Pour les biens sans propriétaires (la biodiversité, les océans, etc) il faudrait que le droit évolue de telle sorte qu’ils puissent obtenir des protecteurs, c’est-à-dire des propriétaires, ou tout au moins des personnes qui aient un droit d’usage sur ceux-ci.

Olga met à bas les idées reçues sur l’effet de serre : le principal gaz vecteur de l’effet de serre, c’est la vapeur d’eau, puis le gaz carbonique. Les activités humaines dégagent 6 milliards de tonnes de carbone par an : c’est un chiffre dérisoire par rapport aux centaines de milliards de tonnes par an de variations naturelles du carbone de l’atmosphère ! Il se peut même que la production d’énergie fossile (houille, charbon, …) ait un impact faible ou même nul sur l’effet de serre car ceux-ci jouent un rôle d’écran contre les rayons solaires !

Olga s’initie donc à l’actualisation des coûts : 1 million d’euros dans cent ans ne représentent que 450 euros aujourd’huis, actualisés à 8%/an : la question est de décider s’il faut lancer des actions contre l’effet de serre tout de suite, dont les coûts vont réduire la richesse mondiale, ou bien seulement continuer à faire des recherches et des mesures pour en savoir plus, avant de s’engager dans des actions coûteuses : " les partisans de la solution d’attente, par très nombreux, disent que ce n’est pas en appauvrissant la génération présente qu’on mettra les générations futures mieux à même de traiter les problèmes quand - et si - ils apparaîtront. "

Quel est le coût de l’énergie ? Disons-le tout de go : EDF n’a pas payé tous les coûts de R&D, on n’est pas sûr qu’elle paie son combustible au bon prix (l’uranium enrichi, c’est très cher…), ni qu’elle provisionne la totalité de ses charges futures de démantèlement des centrales et d’élimination de ses déchets… L’électricité nucléaire coût environ 18 centimes de FF le kwh ; les centrales thermiques coûtent un peu plus cher, et les éoliennes ou l’électricité solaire beaucoup plus cher, vers 33 centimes de FF le kwh.
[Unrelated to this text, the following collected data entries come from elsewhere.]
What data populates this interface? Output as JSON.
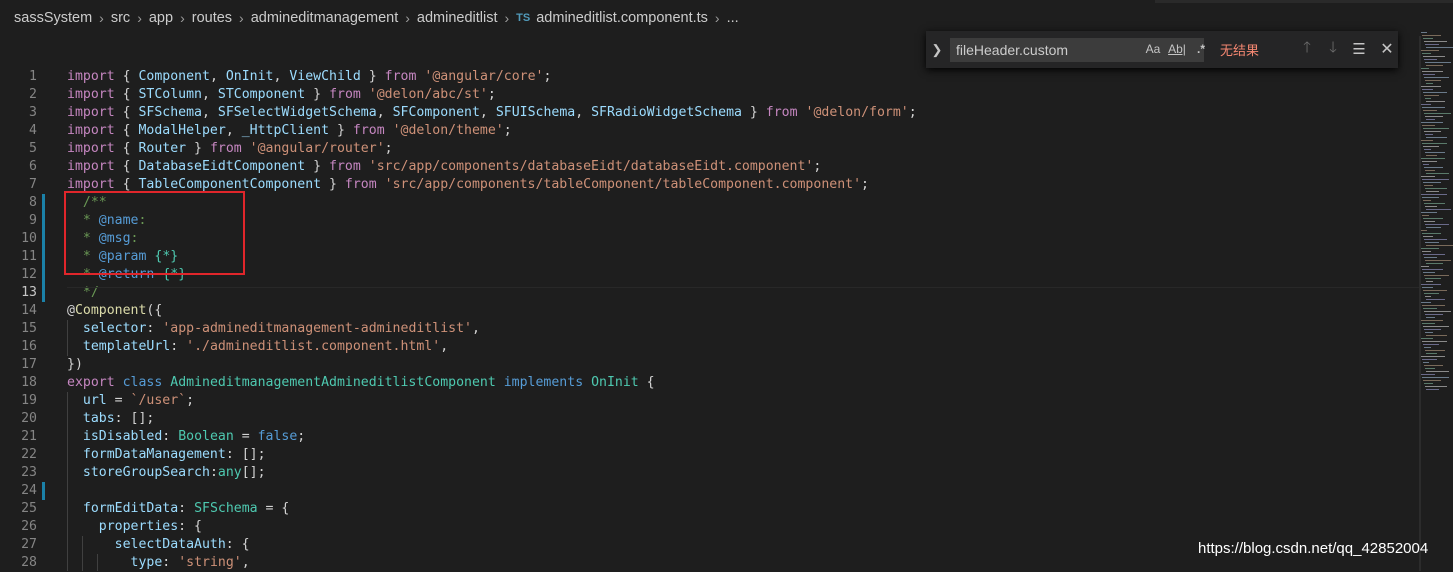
{
  "breadcrumb": {
    "items": [
      "sassSystem",
      "src",
      "app",
      "routes",
      "admineditmanagement",
      "admineditlist"
    ],
    "file_badge": "TS",
    "file": "admineditlist.component.ts",
    "more": "..."
  },
  "find_widget": {
    "query": "fileHeader.custom",
    "match_case_label": "Aa",
    "whole_word_label": "Ab|",
    "regex_label": ".*",
    "result_text": "无结果"
  },
  "editor": {
    "active_line": 13,
    "lines": [
      {
        "n": 1,
        "html": "<span class=\"k-imp\">import</span> { <span class=\"v\">Component</span>, <span class=\"v\">OnInit</span>, <span class=\"v\">ViewChild</span> } <span class=\"k-imp\">from</span> <span class=\"s\">'@angular/core'</span>;"
      },
      {
        "n": 2,
        "html": "<span class=\"k-imp\">import</span> { <span class=\"v\">STColumn</span>, <span class=\"v\">STComponent</span> } <span class=\"k-imp\">from</span> <span class=\"s\">'@delon/abc/st'</span>;"
      },
      {
        "n": 3,
        "html": "<span class=\"k-imp\">import</span> { <span class=\"v\">SFSchema</span>, <span class=\"v\">SFSelectWidgetSchema</span>, <span class=\"v\">SFComponent</span>, <span class=\"v\">SFUISchema</span>, <span class=\"v\">SFRadioWidgetSchema</span> } <span class=\"k-imp\">from</span> <span class=\"s\">'@delon/form'</span>;"
      },
      {
        "n": 4,
        "html": "<span class=\"k-imp\">import</span> { <span class=\"v\">ModalHelper</span>, <span class=\"v\">_HttpClient</span> } <span class=\"k-imp\">from</span> <span class=\"s\">'@delon/theme'</span>;"
      },
      {
        "n": 5,
        "html": "<span class=\"k-imp\">import</span> { <span class=\"v\">Router</span> } <span class=\"k-imp\">from</span> <span class=\"s\">'@angular/router'</span>;"
      },
      {
        "n": 6,
        "html": "<span class=\"k-imp\">import</span> { <span class=\"v\">DatabaseEidtComponent</span> } <span class=\"k-imp\">from</span> <span class=\"s\">'src/app/components/databaseEidt/databaseEidt.component'</span>;"
      },
      {
        "n": 7,
        "html": "<span class=\"k-imp\">import</span> { <span class=\"v\">TableComponentComponent</span> } <span class=\"k-imp\">from</span> <span class=\"s\">'src/app/components/tableComponent/tableComponent.component'</span>;"
      },
      {
        "n": 8,
        "html": "  <span class=\"c\">/**</span>",
        "mod": true
      },
      {
        "n": 9,
        "html": "  <span class=\"c\">* </span><span class=\"ct\">@name</span><span class=\"c\">:</span>",
        "mod": true
      },
      {
        "n": 10,
        "html": "  <span class=\"c\">* </span><span class=\"ct\">@msg</span><span class=\"c\">:</span>",
        "mod": true
      },
      {
        "n": 11,
        "html": "  <span class=\"c\">* </span><span class=\"ct\">@param</span><span class=\"c\"> </span><span class=\"t\">{*}</span>",
        "mod": true
      },
      {
        "n": 12,
        "html": "  <span class=\"c\">* </span><span class=\"ct\">@return</span><span class=\"c\"> </span><span class=\"t\">{*}</span>",
        "mod": true
      },
      {
        "n": 13,
        "html": "  <span class=\"c\">*/</span>",
        "mod": true
      },
      {
        "n": 14,
        "html": "@<span class=\"f\">Component</span>({"
      },
      {
        "n": 15,
        "html": "  <span class=\"v\">selector</span>: <span class=\"s\">'app-admineditmanagement-admineditlist'</span>,"
      },
      {
        "n": 16,
        "html": "  <span class=\"v\">templateUrl</span>: <span class=\"s\">'./admineditlist.component.html'</span>,"
      },
      {
        "n": 17,
        "html": "})"
      },
      {
        "n": 18,
        "html": "<span class=\"k-imp\">export</span> <span class=\"k\">class</span> <span class=\"t\">AdmineditmanagementAdmineditlistComponent</span> <span class=\"k\">implements</span> <span class=\"t\">OnInit</span> {"
      },
      {
        "n": 19,
        "html": "  <span class=\"v\">url</span> = <span class=\"s\">`/user`</span>;"
      },
      {
        "n": 20,
        "html": "  <span class=\"v\">tabs</span>: [];"
      },
      {
        "n": 21,
        "html": "  <span class=\"v\">isDisabled</span>: <span class=\"t\">Boolean</span> = <span class=\"k\">false</span>;"
      },
      {
        "n": 22,
        "html": "  <span class=\"v\">formDataManagement</span>: [];"
      },
      {
        "n": 23,
        "html": "  <span class=\"v\">storeGroupSearch</span>:<span class=\"t\">any</span>[];"
      },
      {
        "n": 24,
        "html": "",
        "mod": true
      },
      {
        "n": 25,
        "html": "  <span class=\"v\">formEditData</span>: <span class=\"t\">SFSchema</span> = {"
      },
      {
        "n": 26,
        "html": "    <span class=\"v\">properties</span>: {"
      },
      {
        "n": 27,
        "html": "      <span class=\"v\">selectDataAuth</span>: {"
      },
      {
        "n": 28,
        "html": "        <span class=\"v\">type</span>: <span class=\"s\">'string'</span>,"
      }
    ]
  },
  "watermark": "https://blog.csdn.net/qq_42852004"
}
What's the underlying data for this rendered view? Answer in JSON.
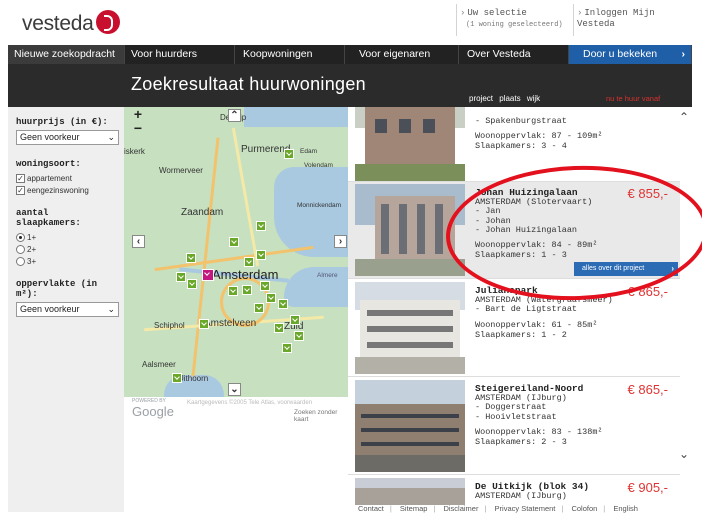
{
  "header": {
    "logo": "vesteda",
    "selection_label": "Uw selectie",
    "selection_sub": "(1 woning geselecteerd)",
    "login_label": "Inloggen Mijn Vesteda"
  },
  "nav": {
    "items": [
      {
        "label": "Nieuwe zoekopdracht"
      },
      {
        "label": "Voor huurders"
      },
      {
        "label": "Koopwoningen"
      },
      {
        "label": "Voor eigenaren"
      },
      {
        "label": "Over Vesteda"
      },
      {
        "label": "Door u bekeken"
      }
    ]
  },
  "title": "Zoekresultaat huurwoningen",
  "sort": {
    "items": [
      "project",
      "plaats",
      "wijk"
    ],
    "price_label": "nu te huur vanaf"
  },
  "filters": {
    "price_label": "huurprijs (in €):",
    "price_value": "Geen voorkeur",
    "type_label": "woningsoort:",
    "type_options": [
      {
        "label": "appartement",
        "checked": true
      },
      {
        "label": "eengezinswoning",
        "checked": true
      }
    ],
    "rooms_label": "aantal slaapkamers:",
    "rooms_options": [
      {
        "label": "1+",
        "selected": true
      },
      {
        "label": "2+",
        "selected": false
      },
      {
        "label": "3+",
        "selected": false
      }
    ],
    "area_label": "oppervlakte (in m²):",
    "area_value": "Geen voorkeur"
  },
  "map": {
    "labels": {
      "derijp": "De Rijp",
      "purmerend": "Purmerend",
      "edam": "Edam",
      "volendam": "Volendam",
      "wormerveer": "Wormerveer",
      "monnickendam": "Monnickendam",
      "zaandam": "Zaandam",
      "amsterdam": "Amsterdam",
      "amstelveen": "Amstelveen",
      "schiphol": "Schiphol",
      "zuid": "Zuid",
      "aalsmeer": "Aalsmeer",
      "uithoorn": "Uithoorn",
      "almere": "Almere",
      "beverwijk": "iskerk"
    },
    "google": "Google",
    "powered": "POWERED BY",
    "credit": "Kaartgegevens ©2005 Tele Atlas, voorwaarden",
    "no_map": "Zoeken zonder kaart"
  },
  "results": [
    {
      "name": "",
      "city": "",
      "streets": [
        "- Spakenburgstraat"
      ],
      "area": "Woonoppervlak: 87 - 109m²",
      "rooms": "Slaapkamers: 3 - 4",
      "price": ""
    },
    {
      "name": "Johan Huizingalaan",
      "city": "AMSTERDAM (Slotervaart)",
      "streets": [
        "- Jan",
        "- Johan",
        "- Johan Huizingalaan"
      ],
      "area": "Woonoppervlak: 84 - 89m²",
      "rooms": "Slaapkamers: 1 - 3",
      "price": "€ 855,-",
      "button": "alles over dit project"
    },
    {
      "name": "Julianapark",
      "city": "AMSTERDAM (Watergraafsmeer)",
      "streets": [
        "- Bart de Ligtstraat"
      ],
      "area": "Woonoppervlak: 61 - 85m²",
      "rooms": "Slaapkamers: 1 - 2",
      "price": "€ 865,-"
    },
    {
      "name": "Steigereiland-Noord",
      "city": "AMSTERDAM (IJburg)",
      "streets": [
        "- Doggerstraat",
        "- Hooivletstraat"
      ],
      "area": "Woonoppervlak: 83 - 138m²",
      "rooms": "Slaapkamers: 2 - 3",
      "price": "€ 865,-"
    },
    {
      "name": "De Uitkijk (blok 34)",
      "city": "AMSTERDAM (IJburg)",
      "streets": [],
      "area": "",
      "rooms": "",
      "price": "€ 905,-"
    }
  ],
  "footer": {
    "links": [
      "Contact",
      "Sitemap",
      "Disclaimer",
      "Privacy Statement",
      "Colofon",
      "English"
    ]
  },
  "colors": {
    "nav_bg": "#222222",
    "accent_blue": "#1f5fa8",
    "price_red": "#e03434",
    "annotation_red": "#e3101d",
    "marker_green": "#6aa82a",
    "marker_pink": "#c2187f"
  }
}
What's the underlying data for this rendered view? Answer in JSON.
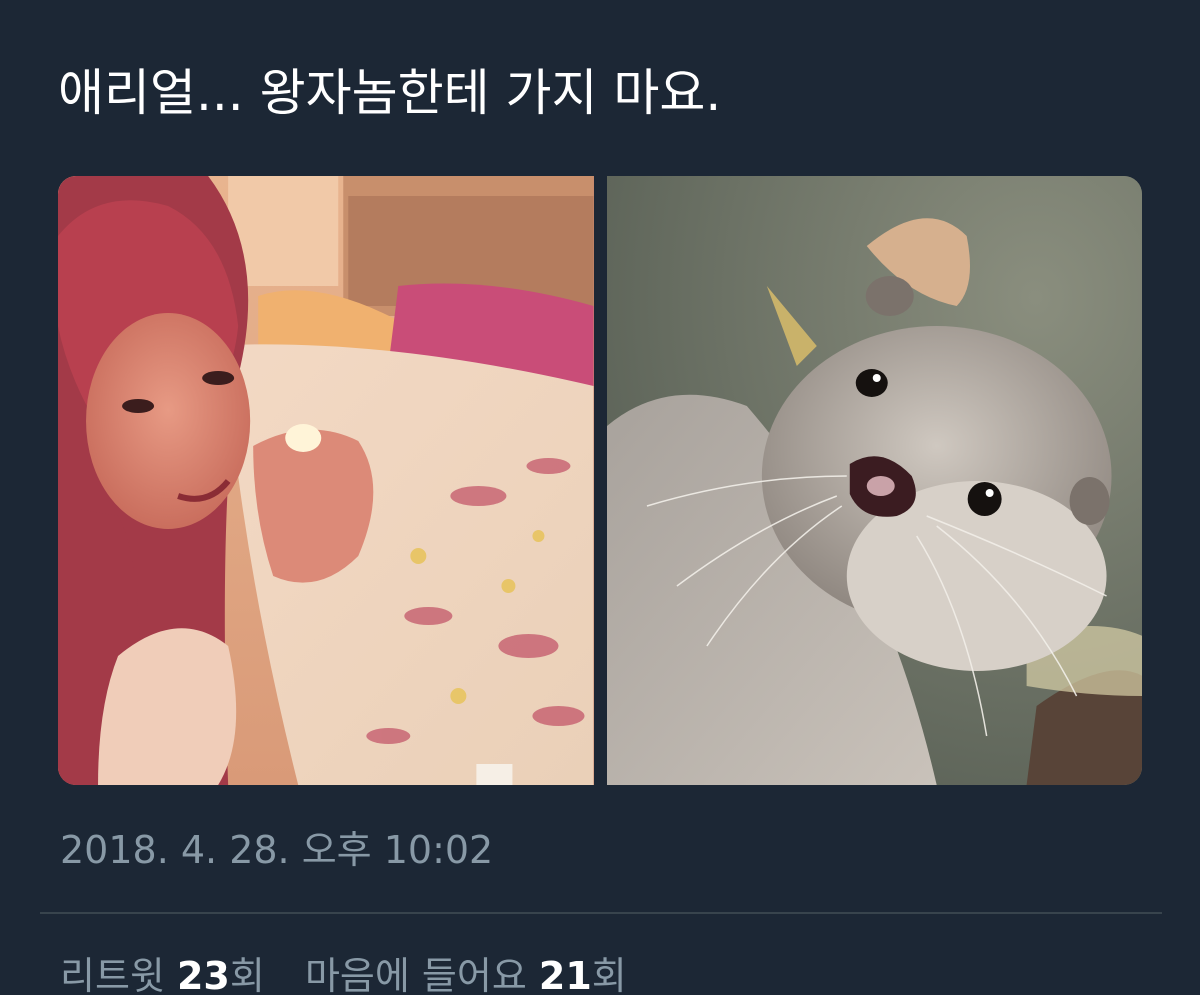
{
  "tweet": {
    "text": "애리얼... 왕자놈한테 가지 마요.",
    "timestamp": "2018. 4. 28. 오후 10:02"
  },
  "media": {
    "left_image": "photo-of-woman-with-red-hair-holding-popcorn-on-bed",
    "right_image": "photo-of-otter"
  },
  "stats": {
    "retweets_label": "리트윗",
    "retweets_count": "23",
    "retweets_suffix": "회",
    "likes_label": "마음에 들어요",
    "likes_count": "21",
    "likes_suffix": "회"
  },
  "colors": {
    "background": "#1c2735",
    "secondary_text": "#8899a6",
    "divider": "#38444d"
  }
}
EDF n’est probablement pas assurée contre le risque nucléaire puisque elle fait passer des contrats de couverture par ses sociétés captives, lesquelles peuvent être réassurées ou non ; si elles ne le sont pas, c’est qu’EDF n’est pas assurée elle-même, puisque ce sont ses propres sociétés. Il faut savoir qu’un sinistre nucléaire dans un pays développé pourrait coûter jusqu’à 100 ou 200 milliards d’euros. Par conséquent, le coût de l’électricité nucléaire est bien plus élevé que nous le pensons communément : il dépasse vraisemblablement 1 000 milliards de francs par an, dont un surcoût de 25 milliards rien que pour le coût du personnel ! Il faudrait donc ouvrir le marché à la concurrence, interdire le retraitement des combustibles nucléaires usés, mondialement ; continuer à faire de la recherche pour résoudre les problèmes des déchets nucléaires, et pour concevoir de nouvelles centrales. Aujourd’hui, seul l’Etat décide.

La péréquation des tarifs de l’électricité, c’est une subvention au raccordement sur le réseau électrique, dans les endroits où les énergies renouvelables pourraient trouver une bonne utilisation ; et ensuite on est obligé de subventionner ces énergies renouvelables si l’on veut que les gens acceptent de les utiliser… Porter la part des énergies renouvelables de 15 à 21% sur 10 ans coûtera 210 francs par an et par ménage. Est-ce bien justifié ?

Sur le traitement des ordures ménagères : la loi de 1992 impose l’incinération partout, alors que, dans les zones peu peuplées, une décharge bien faite serait hautement préférable et meilleur marché.

La pollution urbaine ? tous les automobilistes représentent une demande solvable d’utilisation de l’espace : pourquoi ne pas vendre ce droit, en leur faisant payer un droit de rouler, comme un péage urbain ?
La biodiversité ? dans le cadre de Natura 2000, chaque pays doit désigner des sites sensibles, qui seront protégés ; mais pourquoi protéger l’état présent et pas un autre état, avant ou après ? demande Olga. Comment se fera la décision ?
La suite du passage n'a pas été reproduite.